Table Tops

The choice of table top material is of considerable importance in your restaurant furniture, bar or hotel seating design. They are subject to a considerable amount of wear and tear. The following are some points of consideration:

Laminate tops

Laminate is the preferred choice of table top for many commercial establishments since it is extremely durable, easy to clean and is available in a vast variety of colours and finishes from companies such as Formica (http://www.formica.co.uk).
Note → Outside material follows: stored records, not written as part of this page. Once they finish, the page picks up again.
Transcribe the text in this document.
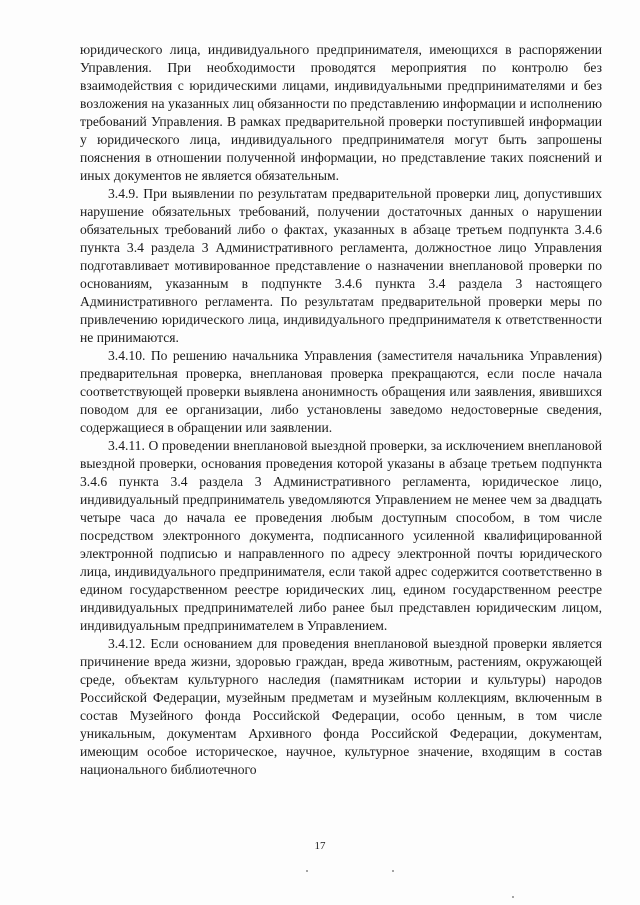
юридического лица, индивидуального предпринимателя, имеющихся в распоряжении Управления. При необходимости проводятся мероприятия по контролю без взаимодействия с юридическими лицами, индивидуальными предпринимателями и без возложения на указанных лиц обязанности по представлению информации и исполнению требований Управления. В рамках предварительной проверки поступившей информации у юридического лица, индивидуального предпринимателя могут быть запрошены пояснения в отношении полученной информации, но представление таких пояснений и иных документов не является обязательным.

3.4.9. При выявлении по результатам предварительной проверки лиц, допустивших нарушение обязательных требований, получении достаточных данных о нарушении обязательных требований либо о фактах, указанных в абзаце третьем подпункта 3.4.6 пункта 3.4 раздела 3 Административного регламента, должностное лицо Управления подготавливает мотивированное представление о назначении внеплановой проверки по основаниям, указанным в подпункте 3.4.6 пункта 3.4 раздела 3 настоящего Административного регламента. По результатам предварительной проверки меры по привлечению юридического лица, индивидуального предпринимателя к ответственности не принимаются.

3.4.10. По решению начальника Управления (заместителя начальника Управления) предварительная проверка, внеплановая проверка прекращаются, если после начала соответствующей проверки выявлена анонимность обращения или заявления, явившихся поводом для ее организации, либо установлены заведомо недостоверные сведения, содержащиеся в обращении или заявлении.

3.4.11. О проведении внеплановой выездной проверки, за исключением внеплановой выездной проверки, основания проведения которой указаны в абзаце третьем подпункта 3.4.6 пункта 3.4 раздела 3 Административного регламента, юридическое лицо, индивидуальный предприниматель уведомляются Управлением не менее чем за двадцать четыре часа до начала ее проведения любым доступным способом, в том числе посредством электронного документа, подписанного усиленной квалифицированной электронной подписью и направленного по адресу электронной почты юридического лица, индивидуального предпринимателя, если такой адрес содержится соответственно в едином государственном реестре юридических лиц, едином государственном реестре индивидуальных предпринимателей либо ранее был представлен юридическим лицом, индивидуальным предпринимателем в Управлением.

3.4.12. Если основанием для проведения внеплановой выездной проверки является причинение вреда жизни, здоровью граждан, вреда животным, растениям, окружающей среде, объектам культурного наследия (памятникам истории и культуры) народов Российской Федерации, музейным предметам и музейным коллекциям, включенным в состав Музейного фонда Российской Федерации, особо ценным, в том числе уникальным, документам Архивного фонда Российской Федерации, документам, имеющим особое историческое, научное, культурное значение, входящим в состав национального библиотечного

17
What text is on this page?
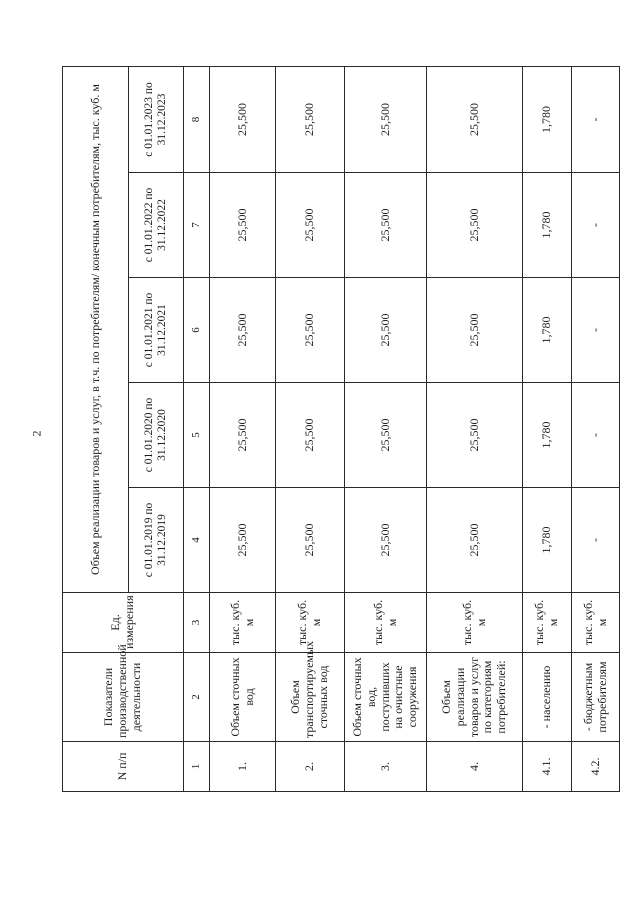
2
N п/п	Показатели производственной деятельности	Ед. измерения	Объем реализации товаров и услуг, в т.ч. по потребителям/ конечным потребителям, тыс. куб. м				
			с 01.01.2019 по 31.12.2019	с 01.01.2020 по 31.12.2020	с 01.01.2021 по 31.12.2021	с 01.01.2022 по 31.12.2022	с 01.01.2023 по 31.12.2023
1	2	3	4	5	6	7	8
1.	Объем сточных вод	тыс. куб. м	25,500	25,500	25,500	25,500	25,500
2.	Объем транспортируемых сточных вод	тыс. куб. м	25,500	25,500	25,500	25,500	25,500
3.	Объем сточных вод, поступивших на очистные сооружения	тыс. куб. м	25,500	25,500	25,500	25,500	25,500
4.	Объем реализации товаров и услуг по категориям потребителей:	тыс. куб. м	25,500	25,500	25,500	25,500	25,500
4.1.	- населению	тыс. куб. м	1,780	1,780	1,780	1,780	1,780
4.2.	- бюджетным потребителям	тыс. куб. м	-	-	-	-	-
Laminates should be professionally bonded to a base material such as MDF board with balancing laminates to the reverse side to prevent distortion as specified by the manufacturer. Tops may be edged in laminate or provided with timber lippings. Normal cleaning requires only wiping down with a mild detergent such as washing up liquid and wiping dry. Care must be taken to prevent any moisture penetrating behind the laminate at junctions with timber lippings etc as this will eventually cause the laminate to curl away from the base material. Abrasive cleaners should not be used. Some true wood veneer laminates may be able to receive an epoxy lacquer treatment. In all cases check with the manufacturer the suitability and F.R qualities of the material you intend to use. Avoid use in locations where the tops may be liable to cigarette burns.

Wood

A natural material, which in certain kinds of environment can look better with age and use. If lacquered they should be treated with an acid cured lacquer which will resist the staining of acidic drinks. Normal lacquers once punctured or scratched will allow fluid through and lift the lacquer from beneath. If the wood is to be tinted then it is preferable to use a stain on the timber with acid cured lacquer over the top. Tinted lacquers look fine but once scratched or damaged the true wood colour will show through and it cannot easily be repaired. An alternative, which can maintain its look longer, is to use wood laminated tabletops on an MDF base. These are very hard wearing but can be damaged by cigarette burns.

Teak

The question of looking after teak table surfaces is quite simple. It is a solid wood whicn need to be cleaned with teak oil from time to time to keep it looking fresh. If there are any persistant marks, a careful use of a fine wire wool in the direction of the grain will remove any marks. Afterwards, re oil.

Stainless Steel

In many modern and catering locations stainless steel is an ideal material which will require only wiping down with regular detergent. It is not susceptible to etching by acidic or alcoholic drinks but liquids will mark if not removed. Even Stainless steel can be damaged by abrasion or scoring so abrasive cleaning materials should be avoided and care should be taken when storing or stacking them to avoid scratching of the surfaces.

Marble Tops

Marble tabletops can look very fine but Marble is a porous material and is subject to staining from acidic fruit drinks and can be easily scored and damaged. They can also be very heavy to move if this needs to be done regularly for cleaning. If fitted with cast Iron Bases they should be lifted by these and not by the top as they can easily separate from their fixings. Wipe down regularly with a damp cloth and mild detergent such as washing up liquid. There are some silicon treatments and maintenance kits which can be obtained from which will help to seal the surface and prevent marking.

Granite

Granite is an excellent material resistant to almost anything and looks very fine. It is however extremely heavy if it has to be moved and if dropped or knocked over is liable to fracture and cause damage or injury.

Copper

A traditional and beautiful material sometimes used for bar counters and tabletops. Hardwearing in most bar conditions but requires regular cleaning with a non abrasive household cleaner. If protected by a clear acrylic lacquer care should be taken to avoid spills especially of alcohol or acidic drinks by the use of coasters, wiping up any spills as soon as they occur. Do not place hot items on the surface. Small blemishes may be removed by light buffing with 0000 gauge steel wool followed by a light spray of acrylic lacquer.

Marmoleum

(http://www.forbo-flooring.co.uk)
Made from wholly natural and renewable materials such as Linseed oil and wood flour, this traditional flooring material can create long lasting and colourful table surfaces. It is liable to cigarette burns but these can sometimes be removed with mild abrasive cleaners.